The fact of the matter is this country is ailing.

In Summary

• The logic that if you have a good and progressive constitution and implement it you might not experience political instability or the feeling to amend it, is deadly wrong

• BBI provides a good chance to start a discussion on a better Kenya through the 2020 amendment Bill.

Narc K party leader Martha Karua at the launch of the Linda Katiba initiative on February 1, 2021.
Narc K party leader Martha Karua at the launch of the Linda Katiba initiative on February 1, 2021.
Image: Photos: WILFRED NYANGARESI

The Linda Katiba Initiative has finally been launched.

This initiative, according to the proponents, intends to ‘protect’ the Constitution against ‘mutilation’ by amendments being championed by the Building Bridges Initiative team.

According to Linda Katiba, the 2010 Constitution is one of the most progressive constitutions in the world and we need not amend it but simply and squarely implement it. If the constitution of Kenya is, therefore, fully implemented, the BBI debate on constitutional change would be rendered futile, they say.

Is this claim true? No. Here’s why.

First, it’s important to acknowledge that constitutions are important documents in deeply divided societies because they have the potential to birth political stability. This is so considering constitutions have provisions that if implemented can either have a positive or a negative effect on political stability in these societies.

For instance, the structure of the Executive, devolution, an independent judiciary and electoral system, as in our current Constitution, have enormous effects on political stability.

Depending on the composition, history and political culture of a given society, a given structure of government might inspire unity of spur division. Presidential systems of government, for instance, for a long time have been said to be a major cause of political instability in many deeply divided societies such as Kenya. Juan Linz, one of the harshest critics of presidential systems, argued that this system is less likely than parliamentary systems to sustain stable democratic regimes.

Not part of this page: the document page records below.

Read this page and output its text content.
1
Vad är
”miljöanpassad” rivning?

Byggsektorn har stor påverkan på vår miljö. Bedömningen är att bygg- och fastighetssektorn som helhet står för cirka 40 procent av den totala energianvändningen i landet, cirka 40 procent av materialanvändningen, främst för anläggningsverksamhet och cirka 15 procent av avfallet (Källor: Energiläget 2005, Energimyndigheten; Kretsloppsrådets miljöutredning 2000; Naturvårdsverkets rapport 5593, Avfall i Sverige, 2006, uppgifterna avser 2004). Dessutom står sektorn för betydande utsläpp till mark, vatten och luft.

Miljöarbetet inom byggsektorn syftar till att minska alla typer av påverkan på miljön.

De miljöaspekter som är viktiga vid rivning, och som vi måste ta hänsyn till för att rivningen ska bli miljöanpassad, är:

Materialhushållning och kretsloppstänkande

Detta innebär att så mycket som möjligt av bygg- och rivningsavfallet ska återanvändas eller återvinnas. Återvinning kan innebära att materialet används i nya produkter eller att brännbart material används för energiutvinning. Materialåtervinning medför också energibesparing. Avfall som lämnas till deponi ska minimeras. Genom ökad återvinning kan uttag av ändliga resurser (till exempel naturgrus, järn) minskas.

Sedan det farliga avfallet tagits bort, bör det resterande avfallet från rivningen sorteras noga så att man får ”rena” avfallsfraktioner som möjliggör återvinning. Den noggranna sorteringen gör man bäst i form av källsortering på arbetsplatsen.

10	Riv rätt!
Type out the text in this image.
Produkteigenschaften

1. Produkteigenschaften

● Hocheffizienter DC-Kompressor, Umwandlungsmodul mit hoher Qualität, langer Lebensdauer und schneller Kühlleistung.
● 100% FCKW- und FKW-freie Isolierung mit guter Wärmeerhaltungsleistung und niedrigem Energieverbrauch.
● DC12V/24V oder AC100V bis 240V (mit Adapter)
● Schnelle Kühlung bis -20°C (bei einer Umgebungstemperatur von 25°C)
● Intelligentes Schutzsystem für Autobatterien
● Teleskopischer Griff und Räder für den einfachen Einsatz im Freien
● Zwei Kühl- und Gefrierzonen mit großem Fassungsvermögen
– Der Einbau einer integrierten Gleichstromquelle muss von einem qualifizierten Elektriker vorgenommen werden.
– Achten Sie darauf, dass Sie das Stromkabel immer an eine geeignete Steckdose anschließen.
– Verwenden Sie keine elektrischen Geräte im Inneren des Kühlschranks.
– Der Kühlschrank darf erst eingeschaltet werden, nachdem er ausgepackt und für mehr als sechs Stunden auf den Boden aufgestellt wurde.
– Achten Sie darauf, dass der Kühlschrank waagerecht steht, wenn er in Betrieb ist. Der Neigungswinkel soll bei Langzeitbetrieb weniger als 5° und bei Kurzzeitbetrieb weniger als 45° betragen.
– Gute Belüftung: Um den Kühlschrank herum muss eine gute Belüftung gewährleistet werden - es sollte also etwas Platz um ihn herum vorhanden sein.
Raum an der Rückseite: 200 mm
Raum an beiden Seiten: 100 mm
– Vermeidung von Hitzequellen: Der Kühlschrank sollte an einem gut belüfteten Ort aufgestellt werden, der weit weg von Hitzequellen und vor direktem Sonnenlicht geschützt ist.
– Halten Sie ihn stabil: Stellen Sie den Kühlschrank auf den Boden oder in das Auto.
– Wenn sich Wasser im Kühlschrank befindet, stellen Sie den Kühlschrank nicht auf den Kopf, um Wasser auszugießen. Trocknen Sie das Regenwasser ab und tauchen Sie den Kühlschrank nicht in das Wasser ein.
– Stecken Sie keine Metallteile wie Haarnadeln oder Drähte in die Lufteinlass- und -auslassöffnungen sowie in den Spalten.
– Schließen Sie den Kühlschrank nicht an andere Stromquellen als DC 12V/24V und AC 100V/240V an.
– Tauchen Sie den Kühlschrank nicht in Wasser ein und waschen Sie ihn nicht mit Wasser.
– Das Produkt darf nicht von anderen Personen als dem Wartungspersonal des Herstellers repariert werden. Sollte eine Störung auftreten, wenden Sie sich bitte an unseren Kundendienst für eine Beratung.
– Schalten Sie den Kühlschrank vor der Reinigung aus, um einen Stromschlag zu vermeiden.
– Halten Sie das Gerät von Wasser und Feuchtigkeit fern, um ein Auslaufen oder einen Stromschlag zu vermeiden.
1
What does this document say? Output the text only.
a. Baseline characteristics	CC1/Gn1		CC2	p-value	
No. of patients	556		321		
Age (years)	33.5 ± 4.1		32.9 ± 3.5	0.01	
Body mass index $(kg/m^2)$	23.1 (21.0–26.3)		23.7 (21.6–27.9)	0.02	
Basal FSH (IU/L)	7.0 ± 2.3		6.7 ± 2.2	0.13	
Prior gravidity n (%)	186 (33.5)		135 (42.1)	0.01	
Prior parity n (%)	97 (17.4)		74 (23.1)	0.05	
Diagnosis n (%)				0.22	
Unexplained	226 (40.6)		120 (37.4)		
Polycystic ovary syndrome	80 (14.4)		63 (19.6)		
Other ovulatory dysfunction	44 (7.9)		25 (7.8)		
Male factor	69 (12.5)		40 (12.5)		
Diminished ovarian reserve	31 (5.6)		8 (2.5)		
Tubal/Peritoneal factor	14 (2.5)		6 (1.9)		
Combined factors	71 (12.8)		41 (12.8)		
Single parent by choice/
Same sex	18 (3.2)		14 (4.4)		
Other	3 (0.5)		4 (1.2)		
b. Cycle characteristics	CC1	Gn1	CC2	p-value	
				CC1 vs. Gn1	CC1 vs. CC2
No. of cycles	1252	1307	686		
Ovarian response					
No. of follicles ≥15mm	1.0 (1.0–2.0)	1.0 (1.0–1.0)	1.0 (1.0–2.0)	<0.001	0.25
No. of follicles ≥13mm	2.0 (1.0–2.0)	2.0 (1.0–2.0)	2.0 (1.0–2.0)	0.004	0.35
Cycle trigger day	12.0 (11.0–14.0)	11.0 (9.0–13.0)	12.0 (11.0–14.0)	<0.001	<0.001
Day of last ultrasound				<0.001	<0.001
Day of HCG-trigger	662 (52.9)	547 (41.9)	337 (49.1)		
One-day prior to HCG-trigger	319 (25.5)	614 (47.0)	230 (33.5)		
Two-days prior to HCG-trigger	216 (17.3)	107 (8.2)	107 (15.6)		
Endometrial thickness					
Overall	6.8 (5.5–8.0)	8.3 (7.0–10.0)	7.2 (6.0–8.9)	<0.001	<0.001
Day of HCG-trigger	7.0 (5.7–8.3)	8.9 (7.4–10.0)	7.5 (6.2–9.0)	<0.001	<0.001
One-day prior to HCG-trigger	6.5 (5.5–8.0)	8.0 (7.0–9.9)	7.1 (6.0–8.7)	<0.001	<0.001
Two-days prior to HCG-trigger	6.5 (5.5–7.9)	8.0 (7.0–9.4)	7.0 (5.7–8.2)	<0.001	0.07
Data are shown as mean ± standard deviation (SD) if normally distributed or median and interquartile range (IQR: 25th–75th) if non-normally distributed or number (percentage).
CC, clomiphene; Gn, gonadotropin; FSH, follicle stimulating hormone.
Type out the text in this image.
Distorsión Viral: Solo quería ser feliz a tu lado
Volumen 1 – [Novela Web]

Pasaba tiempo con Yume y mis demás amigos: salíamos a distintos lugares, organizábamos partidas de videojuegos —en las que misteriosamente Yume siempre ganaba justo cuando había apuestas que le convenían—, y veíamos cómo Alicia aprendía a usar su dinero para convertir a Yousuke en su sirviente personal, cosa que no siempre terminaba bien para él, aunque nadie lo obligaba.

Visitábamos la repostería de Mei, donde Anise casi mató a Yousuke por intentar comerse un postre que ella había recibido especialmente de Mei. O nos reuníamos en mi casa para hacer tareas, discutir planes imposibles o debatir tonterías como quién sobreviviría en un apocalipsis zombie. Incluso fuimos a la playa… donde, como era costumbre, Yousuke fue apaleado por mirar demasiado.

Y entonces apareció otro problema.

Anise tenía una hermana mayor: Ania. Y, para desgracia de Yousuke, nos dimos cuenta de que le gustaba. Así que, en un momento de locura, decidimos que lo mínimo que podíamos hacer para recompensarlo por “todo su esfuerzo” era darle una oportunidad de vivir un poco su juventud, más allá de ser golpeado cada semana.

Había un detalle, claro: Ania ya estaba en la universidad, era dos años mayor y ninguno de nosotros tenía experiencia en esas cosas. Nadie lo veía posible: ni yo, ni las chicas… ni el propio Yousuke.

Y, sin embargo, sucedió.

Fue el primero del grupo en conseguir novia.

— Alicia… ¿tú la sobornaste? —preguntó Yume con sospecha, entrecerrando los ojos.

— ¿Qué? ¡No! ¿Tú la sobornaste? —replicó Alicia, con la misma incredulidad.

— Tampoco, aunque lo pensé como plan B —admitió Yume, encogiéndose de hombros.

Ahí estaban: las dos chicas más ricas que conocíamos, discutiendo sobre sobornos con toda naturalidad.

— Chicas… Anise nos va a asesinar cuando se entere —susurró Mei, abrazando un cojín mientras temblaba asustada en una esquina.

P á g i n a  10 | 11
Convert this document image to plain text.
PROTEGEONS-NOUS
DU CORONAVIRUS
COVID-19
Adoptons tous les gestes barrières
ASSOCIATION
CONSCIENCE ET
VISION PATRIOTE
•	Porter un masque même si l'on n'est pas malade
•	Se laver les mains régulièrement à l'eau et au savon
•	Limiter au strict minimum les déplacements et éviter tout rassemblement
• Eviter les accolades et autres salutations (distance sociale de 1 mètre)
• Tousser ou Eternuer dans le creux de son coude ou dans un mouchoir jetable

And this is true of the current realities in Kenya, if the past two elections are anything to go by. The 2013 and 2017 general elections, which were done under the current Constitution, have shown us that it did not address the problem of divisive polls caused by the cutthroat competition for the presidency.

Moreover, the logic by Linda Katiba Initiative that if you have a good and progressive constitution and implement it you might not experience political instability or the feeling to amend it, is deadly wrong.

If it were true, then it would follow that any good and progressive constitution, if fully implemented, could work in any state. But we know this is not possible considering human being react differently to different things.

Second, and why I think Linda Katiba Initiative are not genuine in their call for ‘protecting the constitution’, is the overbearing reality that this group has a problem with the messenger than the message. For instance, even before the final report was launched, the group behind Linda Katiba went to court to seek orders to stop the event of a document whose contents was still unknown. Isn’t this ridiculous?

And by trying to castigate the message, they have, deliberately, decided to focus on ad hominem attacks on the persons behind the BBI than on the details of the BBI report. If they were genuinely concerned about the details of the BBI report and thus the contents in the amendment bill, they would have been quoting specific clauses on the same and providing alternatives to what is currently being recommended.

But understandably, most of the persons behind Linda Katiba Initiative are activists. And this is not to say activists cannot be drivers of change. Zero. In fact, we are where we are democratically majorly because of the civil society that we had in the 1980’s. But gone are the days when the civil society used to be a voice of reason.

These days, activists are not independent considering the fact that most of them are just but puppets and creations of western donors. In the formative years, activists were driven by a burning desire for change. Sadly, today, activism is driven by donors. Not all donors but some characters, from the West, that are hell-bent on ensuring anarchy and underdevelopment continues to prevailing in Africa. Many of these activists, are just but all out to portray the worst of our society.

Unlike researchers must make sure that, inter alia, ethics are observed or Journalists who have the cannons of journalism — responsibility, independence, accuracy, impartiality, fair-play and decency — activists are quite the opposite. To understand why they are so passionate about a certain agenda, at least from what history tells us, you must first understand who is funding the whole process and what is the agenda of the donor.

If you were to, for instance, do a critical examination of why these activists are opposed to the BBI and what alternatives they are giving, chances are that there isn’t anything tangible they are bringing on the table rather than cheap populistic sentiments as shown herein.

The fact of the matter is this country is ailing. Yes, we need to fix our economy but to do that you must fix politics. Methinks BBI provides a good chance to start a discussion on a better Kenya through the 2020 amendment Bill. This bill is a step in the right direction. Let us not throw the baby out with the bathwater.